En l’espèce, il convient de surseoir à statuer, y compris sur les demandes de la SA Albingia relatives à la responsabilité des différents intervenants à l’opération de construction dans l’attente d’une éventuelle action du syndicat des copropriétaires [Adresse 11] ou de la SARL Evolis promotion à l’encontre de l’assureur dommages-ouvrage ou de l’expiration du délai pendant lequel ce dernier est exposé à un recours (6 avril 2031).
Sur les demandes accessoires
L’instance n’étant pas éteinte, les dépens doivent être réservés.
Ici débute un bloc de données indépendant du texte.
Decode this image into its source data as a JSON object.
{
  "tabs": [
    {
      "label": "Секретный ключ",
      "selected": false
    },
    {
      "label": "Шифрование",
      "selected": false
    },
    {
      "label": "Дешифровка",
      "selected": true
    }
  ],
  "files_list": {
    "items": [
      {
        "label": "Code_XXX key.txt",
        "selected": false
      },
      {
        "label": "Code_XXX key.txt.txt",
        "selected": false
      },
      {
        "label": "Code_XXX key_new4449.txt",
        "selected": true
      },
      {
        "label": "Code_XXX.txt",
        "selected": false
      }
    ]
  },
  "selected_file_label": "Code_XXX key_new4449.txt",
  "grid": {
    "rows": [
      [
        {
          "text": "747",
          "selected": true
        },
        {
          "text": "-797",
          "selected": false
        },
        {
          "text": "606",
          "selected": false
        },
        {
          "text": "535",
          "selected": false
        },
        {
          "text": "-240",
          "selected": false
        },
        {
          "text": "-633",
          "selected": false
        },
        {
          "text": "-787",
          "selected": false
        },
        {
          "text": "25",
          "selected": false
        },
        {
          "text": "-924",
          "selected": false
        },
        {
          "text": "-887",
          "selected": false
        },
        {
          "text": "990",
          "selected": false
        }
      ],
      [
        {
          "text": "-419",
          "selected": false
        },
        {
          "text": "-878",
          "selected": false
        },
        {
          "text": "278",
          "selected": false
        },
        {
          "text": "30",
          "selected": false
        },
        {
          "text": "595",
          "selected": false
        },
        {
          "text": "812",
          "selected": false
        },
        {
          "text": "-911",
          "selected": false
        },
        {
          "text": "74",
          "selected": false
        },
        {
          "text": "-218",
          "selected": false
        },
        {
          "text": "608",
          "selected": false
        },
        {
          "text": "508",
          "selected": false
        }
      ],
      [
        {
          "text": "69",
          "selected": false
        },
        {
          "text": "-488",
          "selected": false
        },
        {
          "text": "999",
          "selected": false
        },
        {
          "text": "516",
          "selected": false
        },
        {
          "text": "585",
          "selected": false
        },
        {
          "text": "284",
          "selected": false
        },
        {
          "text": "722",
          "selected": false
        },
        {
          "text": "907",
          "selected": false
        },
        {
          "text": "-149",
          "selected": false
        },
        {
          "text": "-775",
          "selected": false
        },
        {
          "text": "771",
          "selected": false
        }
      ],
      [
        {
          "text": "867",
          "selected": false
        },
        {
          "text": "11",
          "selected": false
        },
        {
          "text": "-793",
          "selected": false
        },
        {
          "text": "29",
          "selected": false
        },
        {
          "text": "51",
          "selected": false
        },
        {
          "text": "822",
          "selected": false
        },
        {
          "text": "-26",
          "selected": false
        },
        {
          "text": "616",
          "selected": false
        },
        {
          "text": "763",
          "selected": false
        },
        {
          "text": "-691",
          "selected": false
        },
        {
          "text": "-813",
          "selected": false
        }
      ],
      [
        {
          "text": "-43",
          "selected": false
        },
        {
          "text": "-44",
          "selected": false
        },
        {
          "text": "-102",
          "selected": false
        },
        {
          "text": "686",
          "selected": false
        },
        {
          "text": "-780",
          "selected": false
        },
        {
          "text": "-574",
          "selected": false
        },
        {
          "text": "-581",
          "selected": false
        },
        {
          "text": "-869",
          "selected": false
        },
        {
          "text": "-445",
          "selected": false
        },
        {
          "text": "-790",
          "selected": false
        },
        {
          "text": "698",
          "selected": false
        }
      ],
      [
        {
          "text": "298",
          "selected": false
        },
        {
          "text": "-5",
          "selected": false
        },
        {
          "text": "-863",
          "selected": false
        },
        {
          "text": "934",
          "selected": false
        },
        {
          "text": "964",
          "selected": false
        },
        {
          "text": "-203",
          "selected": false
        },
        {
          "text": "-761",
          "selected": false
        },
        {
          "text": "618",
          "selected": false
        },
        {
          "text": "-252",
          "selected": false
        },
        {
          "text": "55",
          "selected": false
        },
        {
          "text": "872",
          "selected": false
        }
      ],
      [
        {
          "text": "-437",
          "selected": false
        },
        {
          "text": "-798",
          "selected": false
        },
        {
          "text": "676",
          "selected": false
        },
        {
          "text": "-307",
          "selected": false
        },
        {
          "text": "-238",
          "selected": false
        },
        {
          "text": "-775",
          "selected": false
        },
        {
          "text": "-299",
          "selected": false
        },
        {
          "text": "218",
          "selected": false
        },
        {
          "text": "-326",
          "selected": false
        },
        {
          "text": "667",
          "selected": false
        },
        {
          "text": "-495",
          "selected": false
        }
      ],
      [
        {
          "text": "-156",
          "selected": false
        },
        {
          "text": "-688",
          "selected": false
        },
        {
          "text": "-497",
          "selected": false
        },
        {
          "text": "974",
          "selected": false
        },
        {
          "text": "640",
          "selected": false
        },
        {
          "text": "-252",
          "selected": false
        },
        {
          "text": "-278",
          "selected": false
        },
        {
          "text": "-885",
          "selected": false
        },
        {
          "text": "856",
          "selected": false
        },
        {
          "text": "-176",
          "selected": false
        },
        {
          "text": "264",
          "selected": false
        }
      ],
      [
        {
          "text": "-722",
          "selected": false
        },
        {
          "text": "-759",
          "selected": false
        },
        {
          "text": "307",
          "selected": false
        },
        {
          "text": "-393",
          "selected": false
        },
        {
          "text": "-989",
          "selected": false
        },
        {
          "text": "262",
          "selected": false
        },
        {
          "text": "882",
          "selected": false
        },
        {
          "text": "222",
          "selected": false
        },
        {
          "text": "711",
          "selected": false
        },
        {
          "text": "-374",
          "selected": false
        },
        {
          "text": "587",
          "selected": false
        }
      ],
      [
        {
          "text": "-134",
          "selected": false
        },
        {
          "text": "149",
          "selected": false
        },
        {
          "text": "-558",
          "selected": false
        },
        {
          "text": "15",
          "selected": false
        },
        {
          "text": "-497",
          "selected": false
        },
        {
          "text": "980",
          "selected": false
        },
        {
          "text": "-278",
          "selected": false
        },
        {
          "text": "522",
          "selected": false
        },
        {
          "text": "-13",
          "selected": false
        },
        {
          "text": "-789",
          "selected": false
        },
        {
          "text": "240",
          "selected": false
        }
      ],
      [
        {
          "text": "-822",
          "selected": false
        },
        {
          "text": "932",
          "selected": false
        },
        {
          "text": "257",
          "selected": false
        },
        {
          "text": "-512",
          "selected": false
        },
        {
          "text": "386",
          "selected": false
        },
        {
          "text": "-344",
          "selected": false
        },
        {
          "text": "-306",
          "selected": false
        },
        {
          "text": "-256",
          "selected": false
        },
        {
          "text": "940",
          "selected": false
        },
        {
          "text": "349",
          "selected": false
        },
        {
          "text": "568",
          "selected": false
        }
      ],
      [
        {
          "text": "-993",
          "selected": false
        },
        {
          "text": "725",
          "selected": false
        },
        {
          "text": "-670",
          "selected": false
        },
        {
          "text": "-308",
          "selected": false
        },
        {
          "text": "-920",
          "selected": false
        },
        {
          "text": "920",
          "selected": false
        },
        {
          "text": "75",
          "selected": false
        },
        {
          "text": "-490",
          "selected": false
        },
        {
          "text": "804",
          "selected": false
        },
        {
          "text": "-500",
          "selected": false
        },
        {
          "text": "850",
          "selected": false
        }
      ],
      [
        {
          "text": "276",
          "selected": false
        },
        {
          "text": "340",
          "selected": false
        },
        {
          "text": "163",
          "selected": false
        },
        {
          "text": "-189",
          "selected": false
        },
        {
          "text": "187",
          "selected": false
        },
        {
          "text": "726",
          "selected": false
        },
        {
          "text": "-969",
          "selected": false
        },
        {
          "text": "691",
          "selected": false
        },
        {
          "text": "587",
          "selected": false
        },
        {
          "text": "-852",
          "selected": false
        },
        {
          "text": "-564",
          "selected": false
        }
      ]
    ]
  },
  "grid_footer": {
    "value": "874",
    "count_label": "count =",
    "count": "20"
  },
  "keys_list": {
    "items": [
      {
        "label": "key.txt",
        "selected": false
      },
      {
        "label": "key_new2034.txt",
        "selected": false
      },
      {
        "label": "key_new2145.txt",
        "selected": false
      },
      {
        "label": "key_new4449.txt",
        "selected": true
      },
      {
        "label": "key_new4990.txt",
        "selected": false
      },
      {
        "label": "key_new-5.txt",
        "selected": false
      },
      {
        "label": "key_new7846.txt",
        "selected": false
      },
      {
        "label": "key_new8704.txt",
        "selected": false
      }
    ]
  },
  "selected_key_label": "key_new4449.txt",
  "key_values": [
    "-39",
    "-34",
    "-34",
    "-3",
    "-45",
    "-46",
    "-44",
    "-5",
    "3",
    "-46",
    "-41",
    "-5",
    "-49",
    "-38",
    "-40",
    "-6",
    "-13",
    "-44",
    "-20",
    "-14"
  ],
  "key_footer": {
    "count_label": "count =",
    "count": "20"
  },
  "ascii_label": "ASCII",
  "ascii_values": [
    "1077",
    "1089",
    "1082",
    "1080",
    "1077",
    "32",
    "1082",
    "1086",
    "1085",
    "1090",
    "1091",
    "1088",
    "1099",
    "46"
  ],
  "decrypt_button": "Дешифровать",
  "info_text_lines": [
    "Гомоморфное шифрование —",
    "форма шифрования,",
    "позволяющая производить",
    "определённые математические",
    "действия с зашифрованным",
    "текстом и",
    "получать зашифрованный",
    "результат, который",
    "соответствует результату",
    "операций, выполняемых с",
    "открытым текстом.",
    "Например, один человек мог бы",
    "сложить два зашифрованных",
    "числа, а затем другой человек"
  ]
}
Au vu de la mise hors de cause de M. [P] et de son assureur, la SA Albingia sera condamnée à leur payer une somme de 1.500 euros au titre de l’article 700 du code de procédure civile. En revanche, les autres demandes fondées sur l’article 700 du code de procédure civile seront rejetées.
PAR CES MOTIFS
Le tribunal statuant publiquement, par jugement réputé contradictoire et en premier ressort :
Ordonne la révocation de la clôture de l’instruction fixée au 20 décembre 2024 et dit que cette clôture est fixée au jour de l’audience du 13 janvier 2025, avant l’ouverture des débats ;
Rejette la fin de non-recevoir tirée du défaut d’intérêt et de qualité à agir de la SA Albingia ;
Met hors de cause M. [O] [P] et la société Mutuelle des Architectes Français ;
Ordonne un sursis à statuer sur l’ensemble des demandes de la SA Albingia dans l’attente d’une éventuelle action du syndicat des copropriétaires [Adresse 11] ou de la SARL Evolis promotion à l’encontre de l’assureur dommages-ouvrage ou de l’expiration du délai pendant lequel ce dernier est exposé à un recours ;
Réserve les dépens ;
Condamne la SA Albingia à payer une somme de 1.500 euros à M. [O] [P] et à la société Mutuelle des Architectes Français au titre de l’article 700 du code de procédure civile ;
Rejette les autres demandes fondées sur l’article 700 du code de procédure civile.
Le présent jugement a été signé par Nina MILESI, Vice-Présidente et par Aurélie VIALLE, greffière présente lors de sa mise à disposition.